Ocean Microseisms and Antarctic Lithosphere: Seismological and Interdisciplinary Investigations
May 9th, 2017
University of Tasmania
Research is presented on two projects, array seismology analysis of ocean microseisms, and investigations of the Antarctic lithosphere, that combine seismology with other lines of information. Ocean microseisms are explored using new algorithm implementations which reveal less dominant noise sources and a wider variety of seismic phases. Antarctica’s former neighbours in Gondwana, such as Australia, combined with plate tectonic reconstructions provide candidate tectonic scenarios for the lithosphere of East Antarctica. Computation-based approaches, seismological and geological observations are used to make best use of diverse, incomplete datasets relating to the deep 3D structure of the Antarctic Continent. This structure, often surprisingly variable, is the dynamic foundation for ice sheet and sea-level changes.

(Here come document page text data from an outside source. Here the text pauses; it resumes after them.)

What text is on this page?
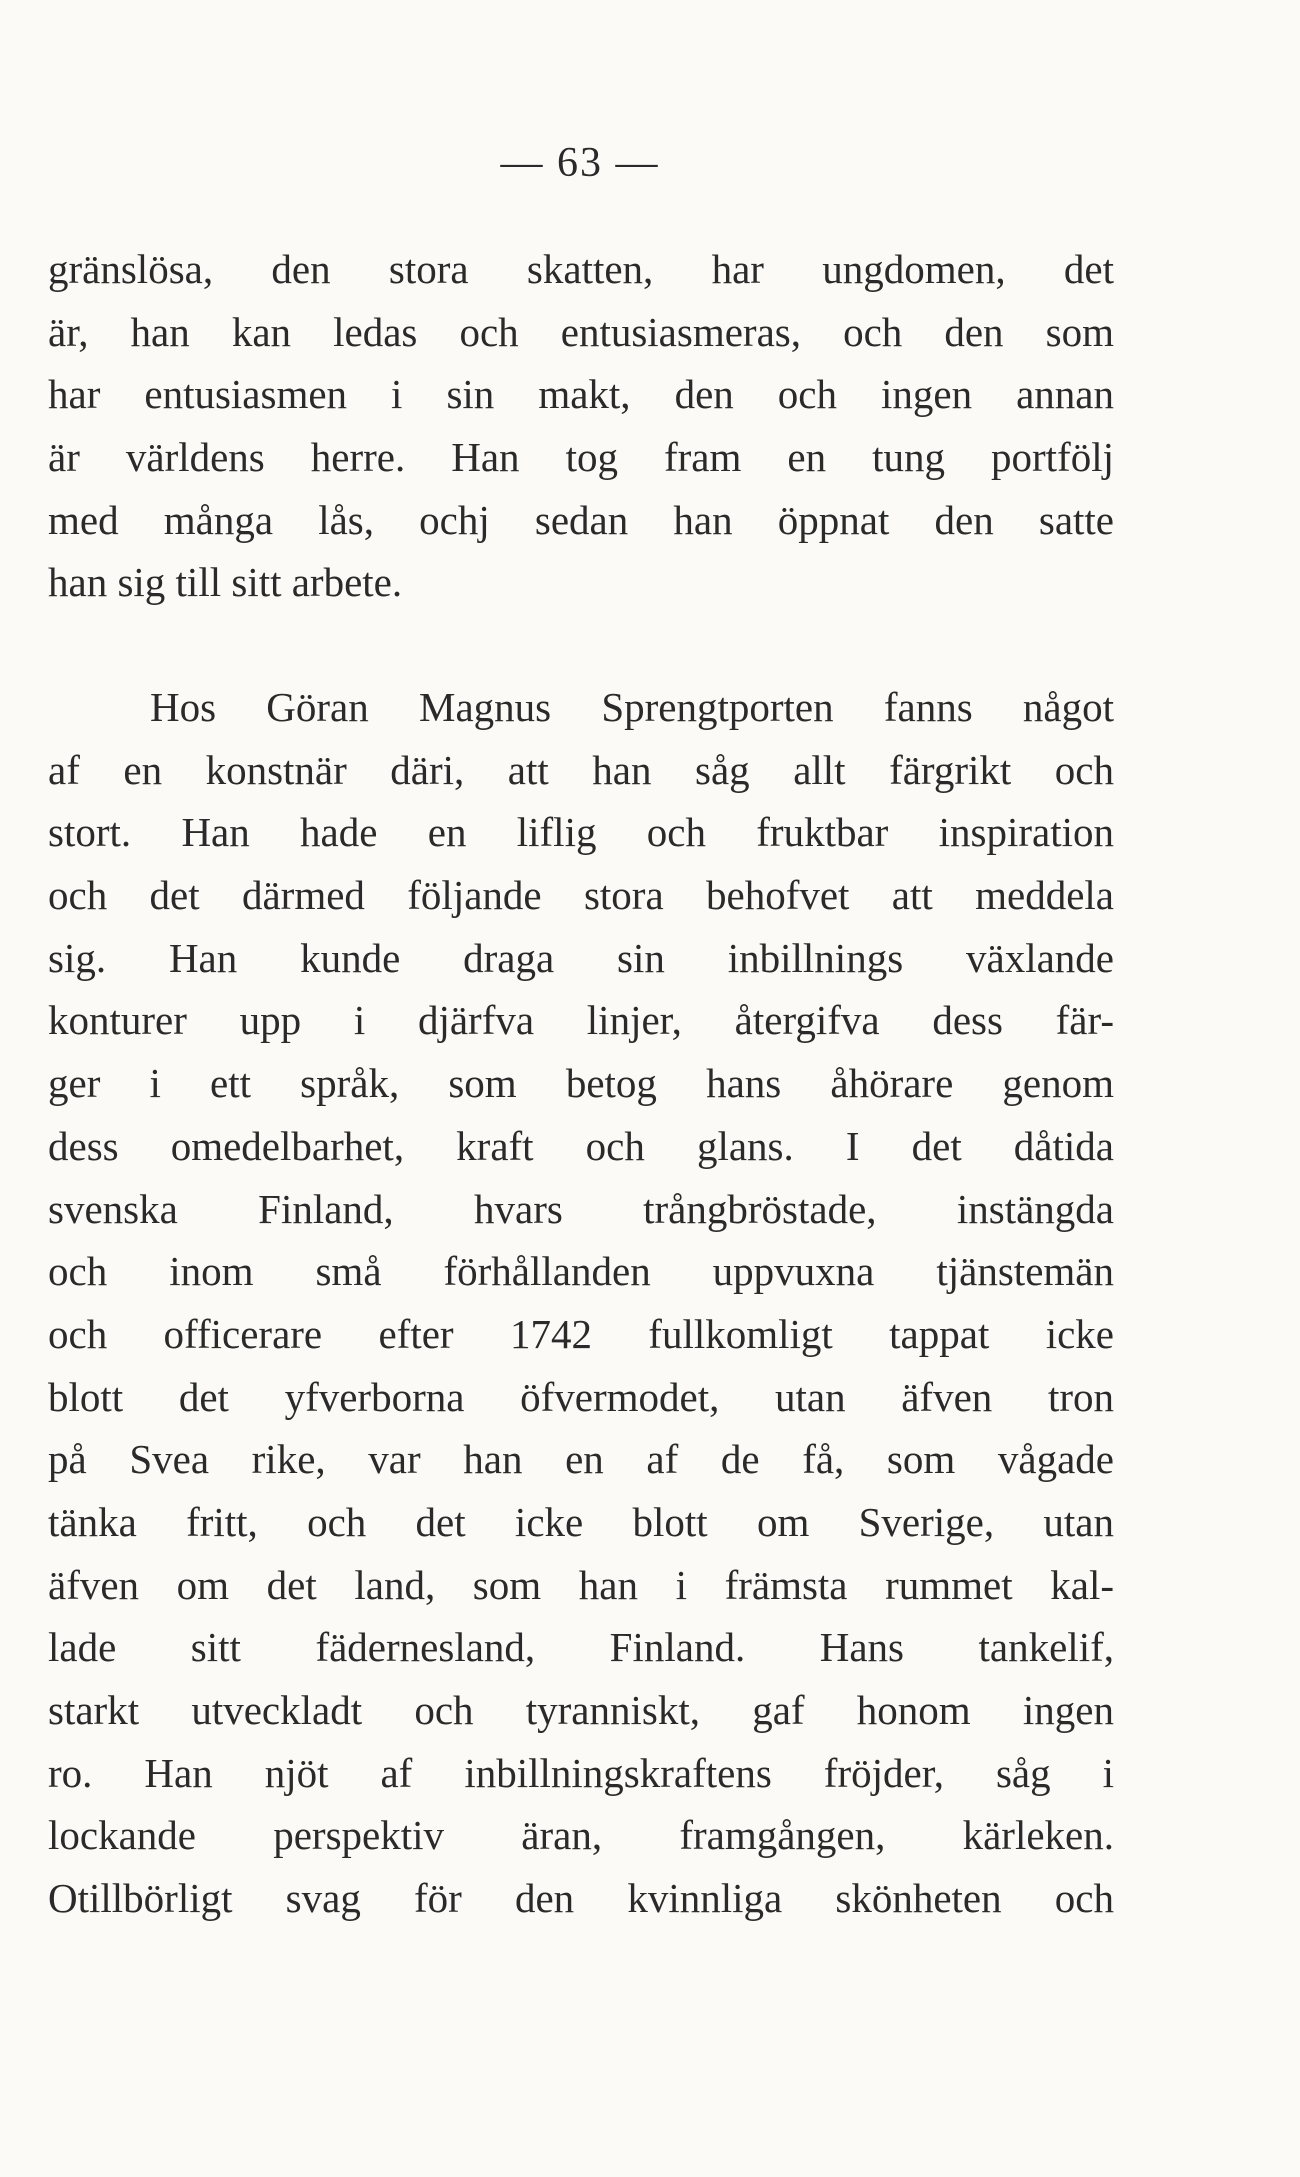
— 63 —
gränslösa, den stora skatten, har ungdomen, det
är, han kan ledas och entusiasmeras, och den som
har entusiasmen i sin makt, den och ingen annan
är världens herre. Han tog fram en tung portfölj
med många lås, ochj sedan han öppnat den satte
han sig till sitt arbete.
Hos Göran Magnus Sprengtporten fanns något
af en konstnär däri, att han såg allt färgrikt och
stort. Han hade en liflig och fruktbar inspiration
och det därmed följande stora behofvet att meddela
sig. Han kunde draga sin inbillnings växlande
konturer upp i djärfva linjer, återgifva dess fär-
ger i ett språk, som betog hans åhörare genom
dess omedelbarhet, kraft och glans. I det dåtida
svenska Finland, hvars trångbröstade, instängda
och inom små förhållanden uppvuxna tjänstemän
och officerare efter 1742 fullkomligt tappat icke
blott det yfverborna öfvermodet, utan äfven tron
på Svea rike, var han en af de få, som vågade
tänka fritt, och det icke blott om Sverige, utan
äfven om det land, som han i främsta rummet kal-
lade sitt fädernesland, Finland. Hans tankelif,
starkt utveckladt och tyranniskt, gaf honom ingen
ro. Han njöt af inbillningskraftens fröjder, såg i
lockande perspektiv äran, framgången, kärleken.
Otillbörligt svag för den kvinnliga skönheten och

Bio: Anya Reading leads the 'Compute Earth' research group at the School of Physical Sciences (Earth Sciences), University of Tasmania as a Professor in the Science, Engineering and Technology Faculty. As an undergraduate at the University of Edinburgh, UK, she studied astrophysics and took Honours in geophysics. Through PhD research at the University of Leeds, UK, focused on New Zealand seismology, she began a journey of discovery of the southern hemisphere continents, their tectonic origins and evolution. She held a post-doc position with British Antarctic Survey, and moved to the Australian National University in 2000. In 2007, she joined the academic faculty at University of Tasmania, Hobart: Australia’s international hub for Antarctic and Southern Ocean science and logistics. She was awarded a Fulbright Senior Scholarship in 2016, based at CU Boulder, CO, to further research on the 3D structure of the Antarctic continent and build collaborations between Australia and US Antarctic scientists.